You dared greatly before you started shooting runways by moving to New York from Utah, right?

Nassau County is quite a big shock coming from Salt Lake! Only in retrospect do I realize what a risk it was: taking on $200 grand in student debt and coming out here without the prep-school pedigree, thinking I could waltz into a Wall Street job.

But you did, becoming a successful real-estate trust lawyer in Manhattan, which is a notoriously all-consuming job. How did you decide to pick up a camera to become a professional photographer? It seems like a giant gamble. 

It’s funny, because I actually consider myself risk-averse. I’d taken photos for the high-school newspaper growing up, and it was always a hobby of mine. When I came to New York, there was so much opportunity here with this stuff. And in my third year of law school, I had a lot of downtime, to put it nicely. So I started working for this streetwear blog out of law school, and was able to meet media people and P.R. people who allowed me the foray into the fashion-lifestyle stuff. I started doing freelance stuff for Hypebeast and HighSnobiety, then I would get invited to a J. Crew preview or something like that. Back then, you saw the exact same content on every single site, so if your website got original stuff, you were scooping everyone else. People reached out to me and I became their guy at the shows.

Before you became “Shot by Jake,” what did you do to build up your cred?

Before I got to that point, I was just hustling, getting invited to stuff even if I didn’t have an outlet for it. I thought, I’m free tonight, I’ll shoot it, I’ll meet people.

There must have been times when you did a lot of work and didn’t sell any photos. How did you deal with rejection?

I was sort of like, how much longer am I going to be able to keep doing this? Do I really have to focus on being a lawyer? But the experience alone is invaluable. And it teaches you to be scrappy. I think that everyone gets nervous when they’re presented with the opportunity to take a chance and it’s sink or swim. And if you know deep down what will happen, then it will.

What’s the line you draw between taking a risk for your photography career and not?

I [realized] I can do this for myself instead of playing the lottery. I got to be creative and learn something, and I wasn’t just tossing money away on a chance to make money. But it’s not worth taking a risk that would be irresponsible, so take risks within reason, where you can still find your way out of the worst-case scenario.

How do you keep your careers—lawyer and fashion photographer—separate from each other?

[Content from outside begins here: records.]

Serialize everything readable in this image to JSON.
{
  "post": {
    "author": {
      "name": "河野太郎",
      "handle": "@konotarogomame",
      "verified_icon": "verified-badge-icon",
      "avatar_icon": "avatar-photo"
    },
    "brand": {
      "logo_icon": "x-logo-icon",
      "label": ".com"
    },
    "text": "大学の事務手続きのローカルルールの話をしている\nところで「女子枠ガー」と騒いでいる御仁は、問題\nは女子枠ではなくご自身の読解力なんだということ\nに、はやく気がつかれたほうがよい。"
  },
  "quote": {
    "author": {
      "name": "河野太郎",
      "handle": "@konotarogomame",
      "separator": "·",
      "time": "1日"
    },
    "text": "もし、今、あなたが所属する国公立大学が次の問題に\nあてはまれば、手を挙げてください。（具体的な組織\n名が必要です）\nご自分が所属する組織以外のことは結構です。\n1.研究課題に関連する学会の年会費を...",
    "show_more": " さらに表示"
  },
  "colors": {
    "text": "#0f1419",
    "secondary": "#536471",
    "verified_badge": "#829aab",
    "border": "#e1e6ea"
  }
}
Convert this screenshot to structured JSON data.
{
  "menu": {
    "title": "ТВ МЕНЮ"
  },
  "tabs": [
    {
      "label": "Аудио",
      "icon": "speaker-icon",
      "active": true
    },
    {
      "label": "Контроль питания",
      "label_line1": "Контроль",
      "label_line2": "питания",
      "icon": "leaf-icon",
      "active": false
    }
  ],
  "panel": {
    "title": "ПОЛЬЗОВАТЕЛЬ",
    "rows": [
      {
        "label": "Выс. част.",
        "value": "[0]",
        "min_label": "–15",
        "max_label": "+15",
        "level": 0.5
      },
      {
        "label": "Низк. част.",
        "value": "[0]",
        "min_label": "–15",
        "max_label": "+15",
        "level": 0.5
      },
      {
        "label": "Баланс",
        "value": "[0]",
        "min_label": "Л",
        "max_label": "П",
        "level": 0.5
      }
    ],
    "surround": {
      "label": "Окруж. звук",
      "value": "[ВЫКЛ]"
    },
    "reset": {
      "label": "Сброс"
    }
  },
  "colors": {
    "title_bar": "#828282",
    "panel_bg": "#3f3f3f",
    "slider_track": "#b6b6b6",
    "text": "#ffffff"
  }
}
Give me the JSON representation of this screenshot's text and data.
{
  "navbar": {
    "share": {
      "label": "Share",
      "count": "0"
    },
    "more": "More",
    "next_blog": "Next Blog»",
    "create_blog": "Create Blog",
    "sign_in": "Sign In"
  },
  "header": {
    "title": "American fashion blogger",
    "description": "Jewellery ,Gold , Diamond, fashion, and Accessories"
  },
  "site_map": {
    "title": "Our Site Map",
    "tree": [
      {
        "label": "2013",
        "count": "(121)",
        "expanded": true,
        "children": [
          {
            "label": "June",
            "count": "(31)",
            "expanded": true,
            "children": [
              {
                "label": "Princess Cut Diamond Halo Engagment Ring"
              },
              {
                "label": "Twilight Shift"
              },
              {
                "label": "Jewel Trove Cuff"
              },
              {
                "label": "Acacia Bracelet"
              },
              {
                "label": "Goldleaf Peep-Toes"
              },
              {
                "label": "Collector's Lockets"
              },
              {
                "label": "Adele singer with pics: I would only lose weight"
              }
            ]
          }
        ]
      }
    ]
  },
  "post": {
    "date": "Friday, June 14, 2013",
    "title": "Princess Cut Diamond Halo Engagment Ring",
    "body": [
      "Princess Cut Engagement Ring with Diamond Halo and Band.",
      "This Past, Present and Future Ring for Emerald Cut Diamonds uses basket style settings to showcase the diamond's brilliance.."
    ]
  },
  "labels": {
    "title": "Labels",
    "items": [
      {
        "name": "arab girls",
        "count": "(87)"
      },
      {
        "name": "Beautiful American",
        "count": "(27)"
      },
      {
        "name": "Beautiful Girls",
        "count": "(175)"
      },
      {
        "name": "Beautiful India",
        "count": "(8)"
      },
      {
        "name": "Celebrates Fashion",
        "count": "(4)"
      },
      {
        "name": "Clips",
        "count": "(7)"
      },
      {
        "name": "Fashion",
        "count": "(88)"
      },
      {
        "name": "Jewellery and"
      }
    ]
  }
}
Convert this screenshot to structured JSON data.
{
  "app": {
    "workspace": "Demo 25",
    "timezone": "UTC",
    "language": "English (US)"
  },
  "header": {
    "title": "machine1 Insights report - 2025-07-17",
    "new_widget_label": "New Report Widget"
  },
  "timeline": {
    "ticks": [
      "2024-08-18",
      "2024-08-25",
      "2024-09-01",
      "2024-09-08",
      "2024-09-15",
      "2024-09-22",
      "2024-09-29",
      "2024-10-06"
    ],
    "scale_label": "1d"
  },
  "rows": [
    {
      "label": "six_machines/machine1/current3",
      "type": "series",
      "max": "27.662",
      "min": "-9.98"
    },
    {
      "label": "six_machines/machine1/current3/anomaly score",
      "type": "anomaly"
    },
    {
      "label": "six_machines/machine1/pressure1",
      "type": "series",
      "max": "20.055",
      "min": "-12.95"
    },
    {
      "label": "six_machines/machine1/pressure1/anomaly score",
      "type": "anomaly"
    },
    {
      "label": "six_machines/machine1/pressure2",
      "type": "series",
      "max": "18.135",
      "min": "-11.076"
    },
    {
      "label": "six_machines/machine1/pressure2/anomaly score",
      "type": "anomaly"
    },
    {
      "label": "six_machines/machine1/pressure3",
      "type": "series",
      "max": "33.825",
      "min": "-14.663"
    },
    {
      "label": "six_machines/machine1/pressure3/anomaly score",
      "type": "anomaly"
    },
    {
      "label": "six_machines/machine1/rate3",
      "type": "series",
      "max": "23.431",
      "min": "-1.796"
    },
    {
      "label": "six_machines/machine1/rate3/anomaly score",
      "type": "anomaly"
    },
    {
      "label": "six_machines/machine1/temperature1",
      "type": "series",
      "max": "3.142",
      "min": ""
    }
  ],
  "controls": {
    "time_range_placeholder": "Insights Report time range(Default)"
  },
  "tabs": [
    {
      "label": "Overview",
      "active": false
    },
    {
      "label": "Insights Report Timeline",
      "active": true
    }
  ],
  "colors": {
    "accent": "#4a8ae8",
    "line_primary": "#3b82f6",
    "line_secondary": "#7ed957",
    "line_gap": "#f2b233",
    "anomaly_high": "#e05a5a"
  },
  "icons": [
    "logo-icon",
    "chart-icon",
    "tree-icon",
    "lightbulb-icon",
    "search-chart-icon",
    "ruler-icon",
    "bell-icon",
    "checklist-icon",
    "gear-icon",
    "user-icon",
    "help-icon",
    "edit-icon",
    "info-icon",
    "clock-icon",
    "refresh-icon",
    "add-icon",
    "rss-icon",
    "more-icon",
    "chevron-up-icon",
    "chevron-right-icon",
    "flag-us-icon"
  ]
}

Lawyering is not my passion. Photography is. It feels much more rewarding to have taken those risks with photography and be where I am now because I feel so passionate about it. One of the things I would do is take vacation days to shoot a gig I was excited about. Instead of traveling with my girlfriend, I would take a week off for Fashion Week to shoot runway.

Is there one mantra that you’ve found to be more useful than others when it comes to starting out in a completely new career?

Meet everyone you can, be nice to everyone—it’s so much about knowing the right people. Some experienced guys who shoot in studios a lot get a reputation for being divas, and there have been a couple shoots I’ve done where people come up to me and tell me how easy I was to work with. I’ve probably gotten more follow-up work just because of that, and not necessarily because my work was better than the next guy’s. Treat everyone well, because it’s a small world, and chances are you’ll cross paths with them again.